Boys As Young As 15 Are Being Recruited For Front-Line Combat In Yemen

At least 1,500 child soldiers have been lured into the raging conflict.
Boys attend a pro-Houthi tribal gathering in Sana'a, Yemen, on June 20, 2016.
Boys attend a pro-Houthi tribal gathering in Sana'a, Yemen, on June 20, 2016.

Houthi rebels are using religious centers as venues to recruit children as young as 15 to fight on the front lines of Yemen’s war, a new report from Amnesty International reveals.

Parents of teenage boys lured into combat told the rights organization they learned their sons had been sent to Quranic schools and local centers in Sana’a that encouraged them to join the fight against Saudi forces.

The closure of regular schools due to the conflict, along with growing pressure on Houthi representatives to meet recruitment quotas, have contributed to an increase in child soldiers, Amnesty said it had been told by sources.

Houthis “have been saying that there are so few fighters [at the front line], they are going around taking one [recruit] from each family,” the sibling of a recruited 16-year-old boy told the humanitarian group.

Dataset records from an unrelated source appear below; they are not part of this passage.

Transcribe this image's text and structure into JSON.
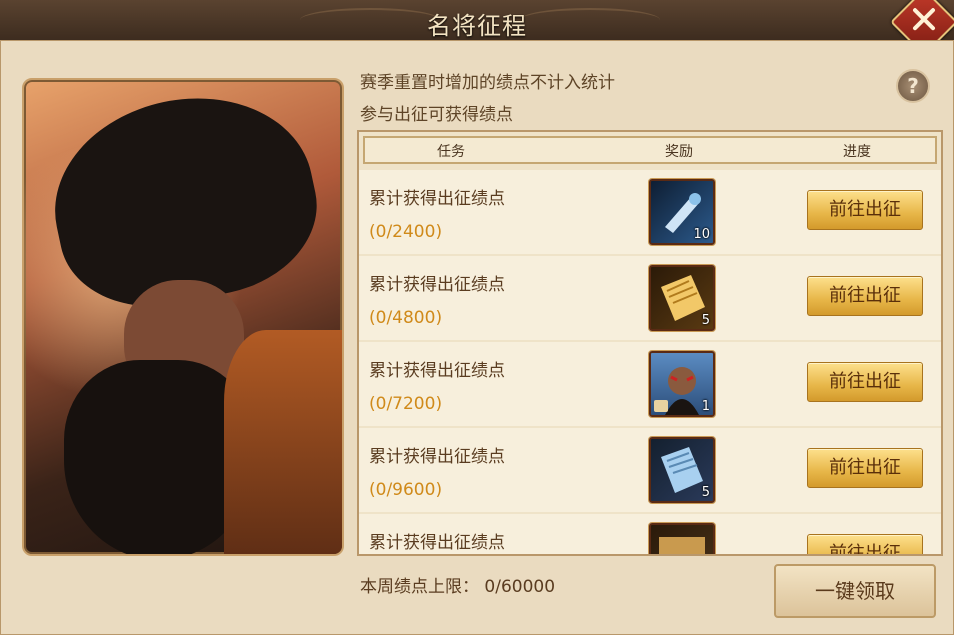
{
  "title": "名将征程",
  "info_lines": [
    "赛季重置时增加的绩点不计入统计",
    "参与出征可获得绩点"
  ],
  "help_label": "?",
  "table": {
    "headers": [
      "任务",
      "奖励",
      "进度"
    ],
    "rows": [
      {
        "task": "累计获得出征绩点",
        "progress": "(0/2400)",
        "reward_icon": "scroll-bundle-icon",
        "quantity": "10",
        "button": "前往出征",
        "icon_color": "#2c5a8c"
      },
      {
        "task": "累计获得出征绩点",
        "progress": "(0/4800)",
        "reward_icon": "gold-scroll-icon",
        "quantity": "5",
        "button": "前往出征",
        "icon_color": "#5a3a12"
      },
      {
        "task": "累计获得出征绩点",
        "progress": "(0/7200)",
        "reward_icon": "general-portrait-icon",
        "quantity": "1",
        "button": "前往出征",
        "icon_color": "#3a6a9a"
      },
      {
        "task": "累计获得出征绩点",
        "progress": "(0/9600)",
        "reward_icon": "blue-scroll-icon",
        "quantity": "5",
        "button": "前往出征",
        "icon_color": "#2a3a5a"
      },
      {
        "task": "累计获得出征绩点",
        "progress": "",
        "reward_icon": "map-scroll-icon",
        "quantity": "",
        "button": "前往出征",
        "icon_color": "#4a3218"
      }
    ]
  },
  "weekly_limit": "本周绩点上限： 0/60000",
  "claim_all_button": "一键领取"
}
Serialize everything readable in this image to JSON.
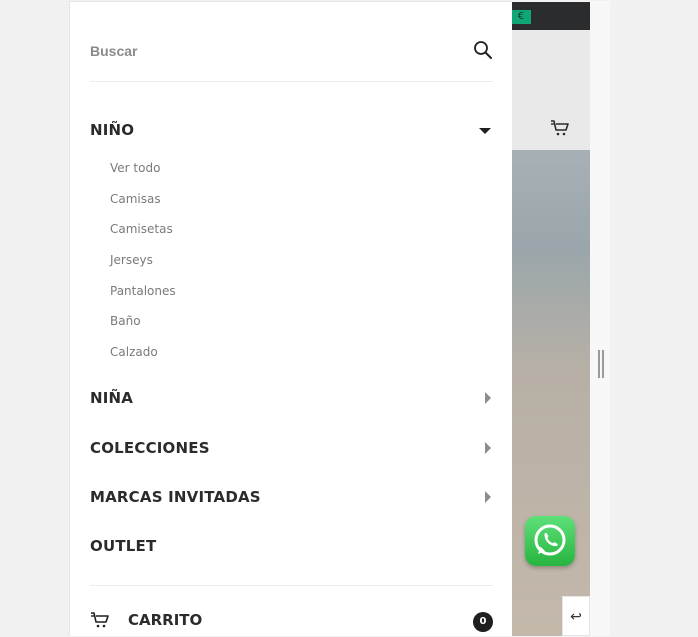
{
  "search": {
    "placeholder": "Buscar",
    "icon": "search-icon"
  },
  "background": {
    "currency_symbol": "€",
    "accent_color": "#11a676",
    "whatsapp_color": "#27b43f",
    "back_symbol": "↩"
  },
  "menu": {
    "items": [
      {
        "label": "NIÑO",
        "expanded": true,
        "subitems": [
          "Ver todo",
          "Camisas",
          "Camisetas",
          "Jerseys",
          "Pantalones",
          "Baño",
          "Calzado"
        ]
      },
      {
        "label": "NIÑA",
        "expanded": false
      },
      {
        "label": "COLECCIONES",
        "expanded": false
      },
      {
        "label": "MARCAS INVITADAS",
        "expanded": false
      },
      {
        "label": "OUTLET",
        "expanded": false
      }
    ]
  },
  "cart": {
    "label": "CARRITO",
    "count": "0"
  }
}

“Many children [are recruited], but people don’t dare to talk or follow up,” said a father. “They’re afraid of being detained.”

Samah Hadid, deputy director at Amnesty’s Beirut regional office, condemned the “shameful and outrageous” violation of international law. “It is appalling that Houthi forces are taking children away from their parents and their homes, stripping them of their childhood to put them in the line of fire where they could die,” she said.

United Nations agencies have documented almost 1,500 boys recruited by warring parties to the front lines of Yemen’s brutal conflict. The U.N. says the actual number of child soldiers could be far greater.

Now approaching its third year, the war has left nearly 19 million Yemenis in need of humanitarian aid, according to a plea for relief assistance from the U.N. A sobering 7 million people in the ailing nation don’t know where their next meal will come from, and now face “a serious risk of famine.”

Yemen, which imports 90 percent of its food, only has food reserves for the next two to four months, the Red Cross reported Tuesday. Some 500,000 people living in the port city of Hodeidah are on the brink of famine as fighting intensifies.